I love any kind of fancy woodwork, so at a library sale I picked up an old hardback book titled “The English Gypsy Caravan.” It was full of photos and illustrations of the fancy wagons made in England and Ireland around 1900 for prosperous gypsies and circus showmen.
I also love old trucks, especially the 1937 Chevrolets. One night I had a dream in which I was driving an old Chevy flatbed truck with a gypsy wagon on the back. The next day I was looking at old cars on Craigslist and found the perfect truck, the same as in my dream.
I bought the truck, a 1.5 ton flatbed with no bed, and had it towed home. The original 216 straight six engine was barely running, the block was cracked, and it was too small to haul what I wanted to build on the back of the truck. So I pulled it out.
I found a 235 Chevy engine from a 1955 pickup on Craigslist. I rebuilt it and added electronic ignition and new manifolds for dual carburetors and exhaust. It more or less bolted into the 37 frame.
From an inch thick plate of aluminum I made an adaptor plate to graft a 1995 NV4500 Dodge transmission onto the back of the new engine. The new tranny had overdrive and I hoped it would get the old truck up to highway speeds.

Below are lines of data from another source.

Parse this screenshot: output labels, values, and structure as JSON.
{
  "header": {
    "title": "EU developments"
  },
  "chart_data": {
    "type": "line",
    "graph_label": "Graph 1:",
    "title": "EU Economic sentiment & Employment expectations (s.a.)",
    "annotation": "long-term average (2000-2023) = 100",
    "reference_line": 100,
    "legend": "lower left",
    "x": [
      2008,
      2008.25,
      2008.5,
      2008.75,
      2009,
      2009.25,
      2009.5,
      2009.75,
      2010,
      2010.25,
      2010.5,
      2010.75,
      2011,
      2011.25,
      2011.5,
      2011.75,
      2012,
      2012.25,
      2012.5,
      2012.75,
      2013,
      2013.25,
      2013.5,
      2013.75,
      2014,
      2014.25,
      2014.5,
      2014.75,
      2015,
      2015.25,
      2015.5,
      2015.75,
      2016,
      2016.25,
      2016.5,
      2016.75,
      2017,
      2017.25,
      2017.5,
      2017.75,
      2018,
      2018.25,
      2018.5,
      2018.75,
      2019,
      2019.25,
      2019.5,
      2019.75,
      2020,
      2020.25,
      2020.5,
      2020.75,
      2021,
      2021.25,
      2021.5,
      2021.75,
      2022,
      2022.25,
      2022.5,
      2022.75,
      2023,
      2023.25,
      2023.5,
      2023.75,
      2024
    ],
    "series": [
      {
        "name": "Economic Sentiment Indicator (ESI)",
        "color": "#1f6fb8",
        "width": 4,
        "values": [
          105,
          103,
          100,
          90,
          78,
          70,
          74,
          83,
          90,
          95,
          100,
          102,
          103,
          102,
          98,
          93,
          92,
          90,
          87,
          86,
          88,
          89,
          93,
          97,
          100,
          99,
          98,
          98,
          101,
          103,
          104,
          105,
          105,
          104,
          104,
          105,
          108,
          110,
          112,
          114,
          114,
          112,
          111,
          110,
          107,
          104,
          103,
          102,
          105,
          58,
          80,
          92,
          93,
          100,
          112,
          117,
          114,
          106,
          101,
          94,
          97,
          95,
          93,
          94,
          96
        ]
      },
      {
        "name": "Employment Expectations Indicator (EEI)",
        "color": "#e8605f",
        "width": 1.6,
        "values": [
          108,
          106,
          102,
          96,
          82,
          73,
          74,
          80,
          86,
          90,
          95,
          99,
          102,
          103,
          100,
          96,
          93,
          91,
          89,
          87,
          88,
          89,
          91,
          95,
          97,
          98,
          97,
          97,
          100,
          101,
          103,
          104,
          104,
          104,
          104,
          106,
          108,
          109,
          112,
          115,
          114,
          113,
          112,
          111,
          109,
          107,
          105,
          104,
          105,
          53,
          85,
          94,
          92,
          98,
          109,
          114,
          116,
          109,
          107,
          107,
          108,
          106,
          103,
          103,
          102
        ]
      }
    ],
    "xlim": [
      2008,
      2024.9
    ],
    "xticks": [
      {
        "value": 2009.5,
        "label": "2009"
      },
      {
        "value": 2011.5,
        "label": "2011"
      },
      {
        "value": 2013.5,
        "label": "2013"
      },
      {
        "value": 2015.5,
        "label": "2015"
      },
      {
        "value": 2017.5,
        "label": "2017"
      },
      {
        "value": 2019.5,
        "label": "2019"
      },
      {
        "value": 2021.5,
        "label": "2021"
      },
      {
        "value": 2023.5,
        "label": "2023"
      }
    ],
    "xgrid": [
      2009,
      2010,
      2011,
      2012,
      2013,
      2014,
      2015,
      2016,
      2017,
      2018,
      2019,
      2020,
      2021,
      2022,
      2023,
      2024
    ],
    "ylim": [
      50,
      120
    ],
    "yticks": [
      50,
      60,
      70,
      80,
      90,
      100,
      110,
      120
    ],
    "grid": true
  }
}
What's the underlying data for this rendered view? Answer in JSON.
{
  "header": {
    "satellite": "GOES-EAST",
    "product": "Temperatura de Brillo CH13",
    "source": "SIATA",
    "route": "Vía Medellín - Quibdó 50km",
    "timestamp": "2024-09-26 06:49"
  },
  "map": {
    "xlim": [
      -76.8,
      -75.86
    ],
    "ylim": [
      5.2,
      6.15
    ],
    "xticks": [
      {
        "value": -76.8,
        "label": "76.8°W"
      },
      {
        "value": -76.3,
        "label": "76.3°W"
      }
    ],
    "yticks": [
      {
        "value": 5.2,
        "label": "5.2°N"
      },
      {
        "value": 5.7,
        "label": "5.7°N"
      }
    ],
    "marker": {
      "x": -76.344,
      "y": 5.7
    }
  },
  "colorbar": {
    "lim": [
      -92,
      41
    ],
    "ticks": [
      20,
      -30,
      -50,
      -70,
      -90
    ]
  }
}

I scanned a drawing of the truck profile from the 1937 manual and started drawing caravan shapes on the back. It became clear that a “cab over” design was the best way to achieve the proper scale and proportions, coming up with something reminiscent of a Dunton Reading style wagon made in 1919.
For the subfloor I used seven foot long 2x12s on 16 inch centers, with blocking over the frame rails. I had to go that deep to get over the giant 20 inch dual rear wheels. Each floor joist is bolted to the frame at two points with angle iron for a very solid connection.
I covered the subfloor with aluminum sheet to keep road splash and insects out of the future living space.
On top of the subfloor I built the finish floor, using 2×4 stringers running at 90 degrees to the subfloor joists. Solid foam insulation was put in the stringer bays.
Here I am using a giant compass with a circular saw bolted to the end, cutting curved rafters from a sheet of 3/4″ plywood.
Roof rafters were 24″ on center. Each was made up of two pieces of 3/4″ plywood glued together. Light but strong. My idea was to build the structure heavy in the floor and light in the walls and roof, to keep the center of gravity low.
Here are front and rear walls framed up, with rafters tacked on to set the roof height.
The wall right behind the truck cab is an important sheer structure that resists the tendency of campers to rack from side to side and rip themselves off the truck when you are going around corners.
Here the cab-over portion takes shape as half inch plywood sheathing goes on.
Half inch plywood sheathing was glued and screwed to the studs, then door and windows cut out. The roof deck is just quarter inch plywood, but the curve gives it enough rigidity to walk on without deflection. Against the sky you can see the start of the skylight structure, called a “molliecroft.” It’s low and curved down to join the roof at the front and rear so that you can drive underneath low branches without snagging.
Roof cracks were sealed with Fixall and the whole roof was covered with fiberglass, just like a boat. Siding is solid beaded hemlock from a local planing mill.
Here I’m gluing 2×8 basswood planks together to make a blank for one of the porch supports.
I drew a traditional acanthus leaf design full scale, pasted it to the basswood blank, and jigsawed out the rough shapes.
Then it was a matter of a lot of carving.
And more carving.
Sanding and painting and mounting on the drivers side of the porch. Now I have to start all over and make the passenger side porch support.
Making the stained glass window for the door.
The interior starts to take shape. Real double pane windows, more beaded paneling throughout, and dinette seats modeled after a Victorian fainting couch.
The stairs are hinged to the porch. They fold up and fasten over the door for traveling. Milliecroft windows are golden stained glass. The long horizontal trim and chamfered battens are purely decorative, as are the real but nonfunctional shutters on either side of the windows.
My wife Nancy inspects the door and the carriage lamps. When we have a place to plug in, there is plenty of electric light and power. But there is no house battery system, so otherwise it’s flashlights, propane lanterns, and candles.